During the 20th Century the knee-jerk response of many who inherited the colonial model was to manage the problems of a burgeoning complex society through massacres, thereby winnowing the population to more manageable size, or through the application of force.

That set in motion a cycle whereby more and more force had to be used, which diverted more and more energy from the task of finding and implementing effective governing solutions. The massive power drain inevitably led to the collapse of the government unless there was a significant external factor in play.

In Saddam's case, he controlled large oil resources coveted by foreign governments. So the governments found ways to help prop up his government, even during the UN embargo.

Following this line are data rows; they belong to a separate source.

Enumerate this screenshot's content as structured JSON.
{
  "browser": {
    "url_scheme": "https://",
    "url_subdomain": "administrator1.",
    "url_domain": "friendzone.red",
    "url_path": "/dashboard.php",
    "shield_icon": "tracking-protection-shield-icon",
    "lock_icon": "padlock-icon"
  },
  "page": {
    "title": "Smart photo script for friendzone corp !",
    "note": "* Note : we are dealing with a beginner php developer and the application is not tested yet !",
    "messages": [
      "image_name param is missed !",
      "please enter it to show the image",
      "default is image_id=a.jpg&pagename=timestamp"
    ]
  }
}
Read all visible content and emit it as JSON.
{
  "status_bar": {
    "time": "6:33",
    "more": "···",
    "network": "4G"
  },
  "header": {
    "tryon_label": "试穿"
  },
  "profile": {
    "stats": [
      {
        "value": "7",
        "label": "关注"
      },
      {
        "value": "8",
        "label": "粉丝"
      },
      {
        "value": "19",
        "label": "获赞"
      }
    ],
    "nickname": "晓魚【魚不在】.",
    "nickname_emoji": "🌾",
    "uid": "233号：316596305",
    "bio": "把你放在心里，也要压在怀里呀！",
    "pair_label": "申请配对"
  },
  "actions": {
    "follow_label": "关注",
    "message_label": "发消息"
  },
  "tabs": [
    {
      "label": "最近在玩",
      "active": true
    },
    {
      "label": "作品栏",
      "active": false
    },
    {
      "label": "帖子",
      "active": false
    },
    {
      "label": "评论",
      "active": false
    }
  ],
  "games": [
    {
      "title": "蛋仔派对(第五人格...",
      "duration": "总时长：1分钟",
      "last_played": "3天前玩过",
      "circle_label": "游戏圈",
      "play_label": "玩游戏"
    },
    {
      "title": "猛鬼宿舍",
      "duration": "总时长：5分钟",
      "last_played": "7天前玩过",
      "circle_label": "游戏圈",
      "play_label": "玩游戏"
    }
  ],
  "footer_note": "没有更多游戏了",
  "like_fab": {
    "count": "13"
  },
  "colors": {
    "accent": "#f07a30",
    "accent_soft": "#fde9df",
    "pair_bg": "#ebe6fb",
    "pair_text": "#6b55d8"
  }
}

The overthrow of Saddam's regime opened the door for Iraqis to modernize their government administrations and supplant force with competence in government. So what's going on in Iraq is symbolic of the closing of an old chapter in humanity's history and the opening of a new one. Fitting that this should occur in one of the cradles of civilization. And fitting that a land peopled by immigrants from all over the world should have acted as midwife to the rebirth.

An October 4 Epoch Times article, China's Cyber War, succinctly illustrates how government by force drains massive amounts of energy and thus, power from government:

By conservative estimates Beijing has spent $800 million on their "Golden Shield Project," manned by 50,000 cyber cops, which has the express purpose of forcing China's Internet users to conform to Beijing's dictates on proper use of the Net.

That expenditure and marshaling of manpower is a drop in the bucket next to what will be needed to force compliance in coming years because China needs the Internet. As millions and millions more Chinese come online, Beijing will be forced to spend trillions of USD and divert much more manpower to the deployment of force!

Seen from the long view the situation has a slapstick quality; it's akin to the problems faced by emperors who were forced to retain guards to watch the guards and spies to watch the guards who watched the guards and spies to watch the spies!

Then schoolchildren ask, "Why did so many ancient civilizations collapse?"

Through sheer exhaustion, in many cases. The principle of force in governing drains the very power needed to keep a society rising to new challenges.

Governing by force is coming to the end of the line in human affairs simply because it wastes so much energy. We've raised up societies of such complexity and scale that tremendous power is needed to manage them -- a power that comes from ability, not the force of a gun.